Сказано это было утвердительно, так что человеку оставалось только продолжать.
Он продолжил:
— И все-таки, что вам нужно? За что вы желаете его уничтожить?
— Вы мне так и не поверили, — вздохнул Дер-Рокта. — Вам следует понять — город не есть абсолютное зло или абсолютное добро, это не воплощение хаоса и не воплощение порядка… хотя, если вам так удобнее… — гость пожал плечами. — Интерпертируйте, как желаете. Это уже детали.
— И все-таки, почему? — настаивал человек.
— Скажите, кто вы по складу мышления? Во что верите? В Бога, в нирвану, в Колесо Времени? В Равновесие или теорию относительности? В зависимости от этого я объясню. Или, если пожелаете, могу предоставить несколько версий.
— А на самом деле?..
Дер-Рокта вздохнул — отчасти раздраженно, отчасти устало:
— А не все ли равно? Вам предлагают возвращение в вашу прежнюю жизнь, а за это требуют то, чего вы сами страстно желали последние несколько миллиардов и миллиардов ударов сердца. И вы говорите об объяснениях. Это смешно. Решайте. Решайтесь. Я зайду завтра, чтобы получить ответ. Завтра, после захода солнца. Сегодня, насколько я понимаю, у вас имеется кое-какая работенка. Не буду отвлекать — подобные вещи требуют сосредоточения.
Гость пружинисто поднялся и вышел из комнатки. Огонек свечи на мгновенье потух, потом разгорелся с прежней силой, но стула, на котором сидел Дер-Рокта, здесь уже не было.
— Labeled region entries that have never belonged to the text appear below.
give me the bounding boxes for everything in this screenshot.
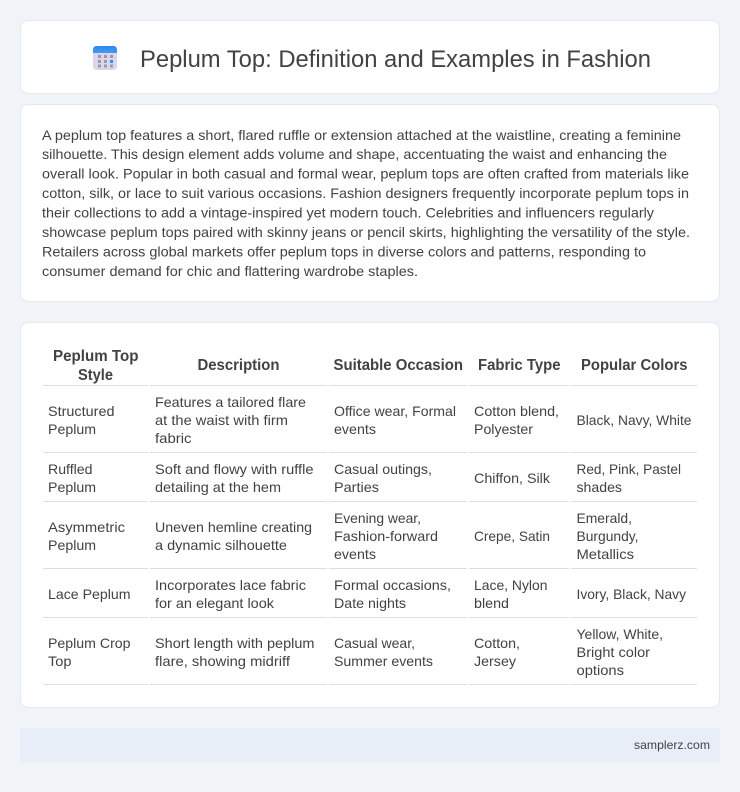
table row: Asymmetric Peplum: Evening wear,: [334, 510, 421, 526]
table row: Peplum Crop Top: Summer events: [334, 653, 433, 669]
table row: Lace Peplum: Lace, Nylon: [474, 577, 548, 593]
table row: Structured Peplum: fabric: [155, 430, 192, 446]
table row: Structured Peplum: at the waist with firm: [155, 412, 288, 428]
panel: comparison table: [20, 322, 720, 708]
footer bar: [20, 728, 720, 762]
table row: Ruffled Peplum: shades: [576, 479, 622, 495]
table row: Lace Peplum: for an elegant look: [155, 595, 275, 611]
table row: Peplum Crop Top: Bright color: [576, 644, 650, 660]
column heading: Peplum Top Style: Style: [78, 367, 113, 384]
table row: Peplum Crop Top: flare, showing midriff: [155, 653, 290, 669]
table row: Asymmetric Peplum: a dynamic silhouette: [155, 537, 287, 553]
table header row: [53, 348, 688, 384]
text block: description: their collections to add a vintage-inspired yet modern touch. Celebrities and influencers regularly: [42, 204, 654, 220]
table row: Structured Peplum: Office wear, Formal: [334, 403, 456, 419]
text block: description: [42, 127, 690, 279]
column heading: Fabric Type: Fabric Type: [478, 357, 561, 374]
table row: Ruffled Peplum: Casual outings,: [334, 461, 432, 477]
table row: Asymmetric Peplum: Metallics: [576, 546, 634, 562]
table row: Ruffled Peplum: detailing at the hem: [155, 479, 281, 495]
table row: Asymmetric Peplum: Peplum: [48, 537, 96, 553]
table row: Asymmetric Peplum: Burgundy,: [576, 528, 638, 544]
table row: Lace Peplum: Date nights: [334, 595, 406, 611]
table row: Ruffled Peplum: Red, Pink, Pastel: [576, 461, 681, 477]
table row: Structured Peplum: Polyester: [474, 421, 533, 437]
title: Peplum Top: Definition and Examples in Fashion: [140, 46, 651, 73]
footer source text: samplerz.com: [634, 738, 710, 752]
table row: Peplum Crop Top: Yellow, White,: [576, 626, 663, 642]
text block: description: Retailers across global markets offer peplum tops in diverse colors and patterns, responding to: [42, 244, 646, 260]
table row: Ruffled Peplum: Parties: [334, 479, 379, 495]
table row: Peplum Crop Top: Top: [48, 653, 72, 669]
table row: Peplum Crop Top: Jersey: [474, 653, 516, 669]
table row: Peplum Crop Top: Peplum Crop: [48, 635, 131, 651]
column heading: Peplum Top Style: [53, 348, 139, 384]
table row: Structured Peplum: [48, 394, 692, 446]
table row: Asymmetric Peplum: Crepe, Satin: [474, 528, 550, 544]
text block: description: showcase peplum tops paired with skinny jeans or pencil skirts, highlighting the versatility of the style.: [42, 224, 690, 240]
text block: description: overall look. Popular in both casual and formal wear, peplum tops are often crafted from materials like: [42, 166, 689, 182]
table row: Asymmetric Peplum: [48, 510, 638, 562]
table row: Structured Peplum: Black, Navy, White: [576, 412, 692, 428]
table row: Structured Peplum: Peplum: [48, 421, 96, 437]
text block: description: silhouette. This design element adds volume and shape, accentuating the waist and enhancing the: [42, 146, 667, 162]
table row: Lace Peplum: Incorporates lace fabric: [155, 577, 306, 593]
table row: Peplum Crop Top: Casual wear,: [334, 635, 415, 651]
text block: description: consumer demand for chic and flattering wardrobe staples.: [42, 263, 418, 279]
table row: Peplum Crop Top: Cotton,: [474, 635, 520, 651]
table row: Structured Peplum: Features a tailored flare: [155, 394, 306, 410]
column heading: Popular Colors: Popular Colors: [581, 357, 688, 374]
table row: Ruffled Peplum: Chiffon, Silk: [474, 470, 551, 486]
text block: description: cotton, silk, or lace to suit various occasions. Fashion designers frequently incorporate peplum tops in: [42, 185, 689, 201]
table row: Asymmetric Peplum: Asymmetric: [48, 519, 125, 535]
table row: Asymmetric Peplum: events: [334, 546, 376, 562]
panel: title header: [20, 20, 720, 94]
table row: Lace Peplum: Ivory, Black, Navy: [576, 586, 686, 602]
column heading: Suitable Occasion: Suitable Occasion: [334, 357, 463, 374]
table row: Ruffled Peplum: Soft and flowy with ruffle: [155, 461, 314, 477]
table row: Peplum Crop Top: [48, 626, 663, 678]
table row: Structured Peplum: events: [334, 421, 376, 437]
table row: Lace Peplum: Formal occasions,: [334, 577, 451, 593]
panel: intro paragraph: [20, 104, 720, 302]
column heading: Description: Description: [198, 357, 280, 374]
table row: Lace Peplum: blend: [474, 595, 509, 611]
table row: Lace Peplum: Lace Peplum: [48, 586, 130, 602]
table row: Ruffled Peplum: Ruffled: [48, 461, 92, 477]
table row: Structured Peplum: Structured: [48, 403, 114, 419]
table row: Asymmetric Peplum: Emerald,: [576, 510, 632, 526]
table row: Structured Peplum: Cotton blend,: [474, 403, 559, 419]
table row: Peplum Crop Top: options: [576, 662, 624, 678]
table row: Ruffled Peplum: [48, 461, 681, 495]
table row: Peplum Crop Top: Short length with peplum: [155, 635, 314, 651]
table row: Lace Peplum: [48, 577, 686, 611]
text block: description: A peplum top features a short, flared ruffle or extension attached at the waistline, creating a feminine: [42, 127, 681, 143]
table row: Asymmetric Peplum: Fashion-forward: [334, 528, 438, 544]
icon: calendar: [93, 46, 117, 70]
table row: Asymmetric Peplum: Uneven hemline creating: [155, 519, 312, 535]
table row: Ruffled Peplum: Peplum: [48, 479, 96, 495]
column heading: Peplum Top Style: Peplum Top: [53, 348, 139, 365]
Вероятно, и самого Дер-Рокты в пределах досягаемости — тоже.
6. Только когда гость ушел, человек вспомнил, что забыл задать ему один вопрос: «Это вы следили за мной?» Но почему-то сейчас казалось: Дер-Рокта вряд ли занимался бы подобными вещами, а если б и занимался, то уж так, чтобы его не заметили.
Как бы там ни было, вопрос можно будет задать позже.
Раздавив между пальцами голову свечи, человек вышел из комнатки, чтобы заняться тем, чем должен был заняться. Он решил выбираться не у фонтана, а в другом месте, и идти к этому месту под городом. Отчасти подобное решение вызвали практические соображения, отчасти — надежда на то, что наблюдатель
— многоглазка ли или Дер-Рокта — потеряет его.
Человек нырнул в темноту, которая давно уже перестала быть для него темнотой враждебной и превратилась в темноту обыденную. Но теперь, впервые за многие миллиарды ударов сердца, привычное неожиданно вновь обернулось угрожающим. Даже капанье воды наполнилось чуждой напряженностью, и в сознании поневоле возникал образ крови, размеренно падающей откуда-то сверху.
На мгновение человек остановился; хотел было вернуться в комнатку за свечой, но передумал. Ему претила сама мысль об этом показушном полуподарке Дер-Рокты.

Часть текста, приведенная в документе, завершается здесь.